# Cypripedium acaule in Pots (2021)



## Phred (Apr 30, 2021)

A couple weeks ago I was excited to see this acaule had two growths coming up for the first time. What could be more exciting than that? It has a bloom coming on also.


Last year this acauale had 5 leaves... this year it looks like it’s going to have 6. Cyp acaule usually have two leaves but it’s not always the case. Last year I had a couple with three leaves.


----------



## abax (Apr 30, 2021)

Good job! The plants look so healthy.


----------



## KyushuCalanthe (May 1, 2021)

Great growing. I wonder what will come of that multi-leaved one...


----------



## Phred (May 8, 2021)

The petals are a little wacky but he flower is finally open all the way now. 
This is the only one to bloom out of twenty.
As expected the one that bloomed last year did not bloom this year and is probably due to producing a seed pod.


----------



## dodidoki (May 9, 2021)

Great growings!!!


----------



## Tom-DE (May 10, 2021)

Good job, Phred.

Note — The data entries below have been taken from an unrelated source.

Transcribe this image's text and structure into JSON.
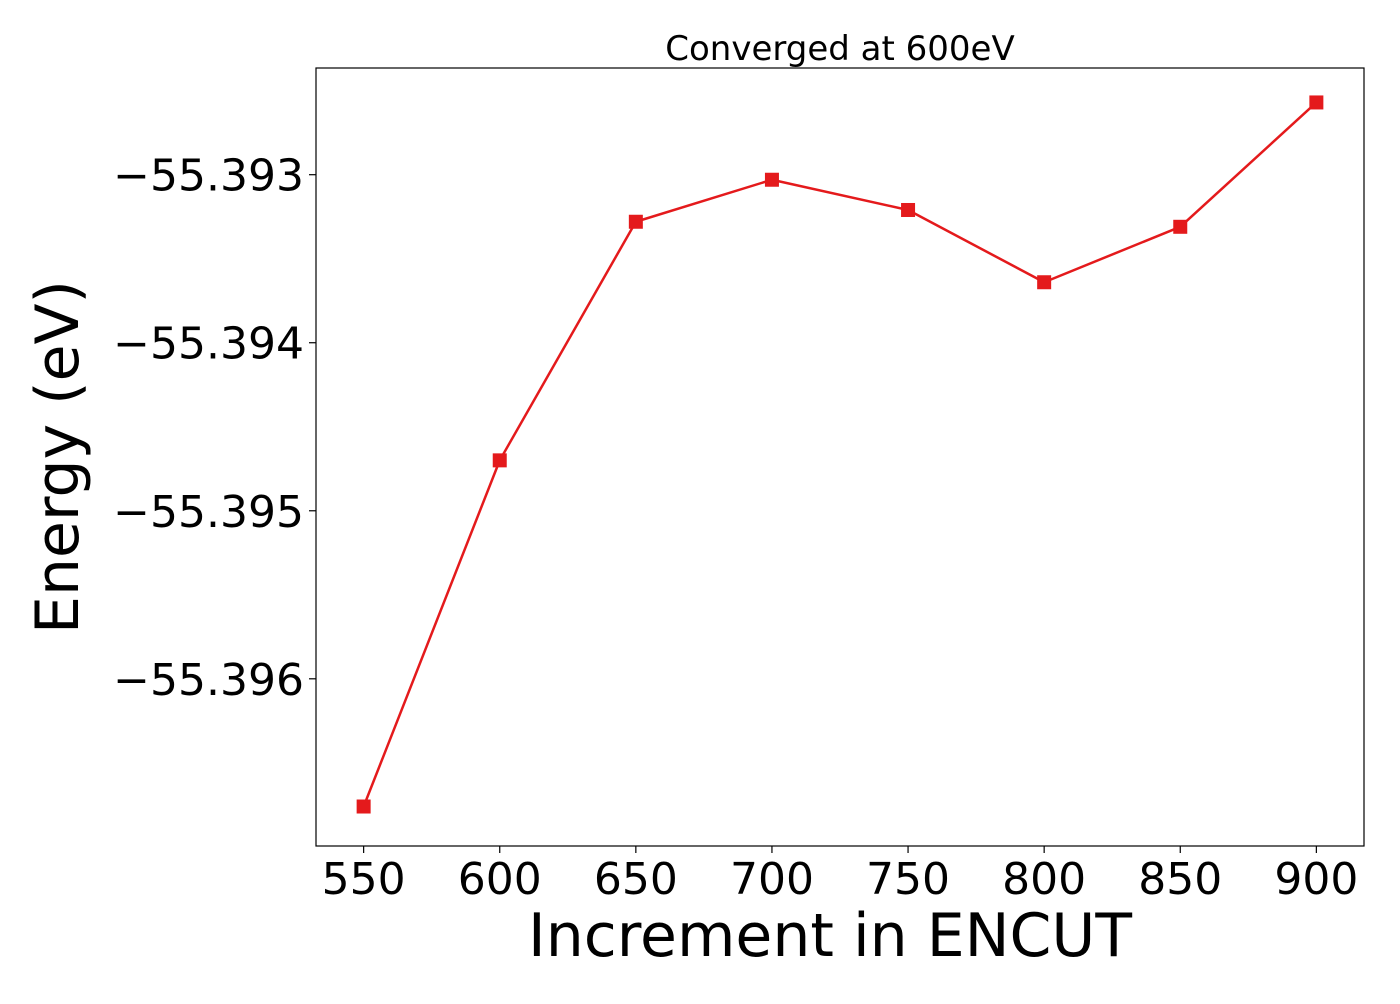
{
  "chart_data": {
    "type": "line",
    "title": "Converged at 600eV",
    "xlabel": "Increment in ENCUT",
    "ylabel": "Energy (eV)",
    "x": [
      550,
      600,
      650,
      700,
      750,
      800,
      850,
      900
    ],
    "series": [
      {
        "values": [
          -55.39676,
          -55.3947,
          -55.39328,
          -55.39303,
          -55.39321,
          -55.39364,
          -55.39331,
          -55.39257
        ],
        "color": "#e41a1c",
        "marker": "square"
      }
    ],
    "xticks": [
      550,
      600,
      650,
      700,
      750,
      800,
      850,
      900
    ],
    "xtick_labels": [
      "550",
      "600",
      "650",
      "700",
      "750",
      "800",
      "850",
      "900"
    ],
    "yticks": [
      -55.396,
      -55.395,
      -55.394,
      -55.393
    ],
    "ytick_labels": [
      "−55.396",
      "−55.395",
      "−55.394",
      "−55.393"
    ],
    "xlim": [
      532.5,
      917.5
    ],
    "ylim": [
      -55.396995,
      -55.392365
    ],
    "grid": false,
    "legend": "none"
  }
}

I have over a hundred of those(wild ones) on my property... they always bloom first two weeks of May.


----------



## NYEric (May 10, 2021)

Nice, I would like to grow them in NYC. What media and pH are you growing them in/at?


----------



## Phred (May 11, 2021)

NYEric said:


> Nice, I would like to grow them in NYC. What media and pH are you growing them in/at?


Hello NYEric
I grow my Cyp. acaule in clay bulb pans in a 50/50 mix of Turface/coconut coir. I water with rain water and 3 oz apple cider vinegar/gallon. I have no idea what the pH is but I do add 1/8 tsp DynaGrow orchid fertilizer/gallon once a month.


----------



## PhragNewbie021 (May 12, 2021)

Thanks for the recipe Phred. I'll give them a try where I live in NJ.


----------



## NYEric (May 12, 2021)

Thanks for the info. The vinegar would make it acidic.


----------